I studied television and movie production and rotated around the positions on the production crew.  After script writing, producing, directing, audio, editing, camera work, floor director, etc. I knew what an on set still photographer needed to shoot and how and when to go about it.  We also discussed mistakes in major films due to items not noticed in the stills used to rebuild scenes after take downs at the end of a week.

skieur


----------



## Dwig (Feb 19, 2010)

There are two main sets of images that are done by the stills photographers on movie sets. One set comprises the promotional images the world sees. The other set is done for "continuity". 

These later are done to record fine detail in the actor's costume and the set. Since scenes are not shot in the same order that they appear in the film and adjacent scenes are often shot on different continents even when the actors seem to walk from one to another (e.g. actor walking from outside toward a door to enter a builting then cut to actor walking into the room) a photographer need to document the exact appearance of the actor in once scene (e.g. pleat in the knot of the tie) so that it can be matched months later for the second shot. This work is a bit more mundane than the promotional shots.
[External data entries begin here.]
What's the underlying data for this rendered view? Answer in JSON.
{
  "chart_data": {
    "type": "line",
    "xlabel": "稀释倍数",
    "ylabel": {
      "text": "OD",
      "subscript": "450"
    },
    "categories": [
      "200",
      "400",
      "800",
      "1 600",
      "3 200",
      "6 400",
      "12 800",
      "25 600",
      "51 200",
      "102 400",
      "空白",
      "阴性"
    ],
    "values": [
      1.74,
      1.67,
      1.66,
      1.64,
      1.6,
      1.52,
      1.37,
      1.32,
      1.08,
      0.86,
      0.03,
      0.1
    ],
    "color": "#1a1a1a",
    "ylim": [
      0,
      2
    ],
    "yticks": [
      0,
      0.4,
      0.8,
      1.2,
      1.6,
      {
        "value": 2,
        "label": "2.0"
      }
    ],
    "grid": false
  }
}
I've known several photographers that were primarily stills photographers for movies. I used to manage a camera specialty store that supplied a number of movies with their still film (e.g. Robocop, Phar Lap, Jaws 3D, ...). The job could be a good fit for someone who funcitons well with irregular freelance work and isn't tied to home. The stills photographer needs to be on the set throughout the whole shooting schedule and may be on location for many months at a time. Also, in some states in order to get the job you would need to be a member of one of the movie industry's unions.


----------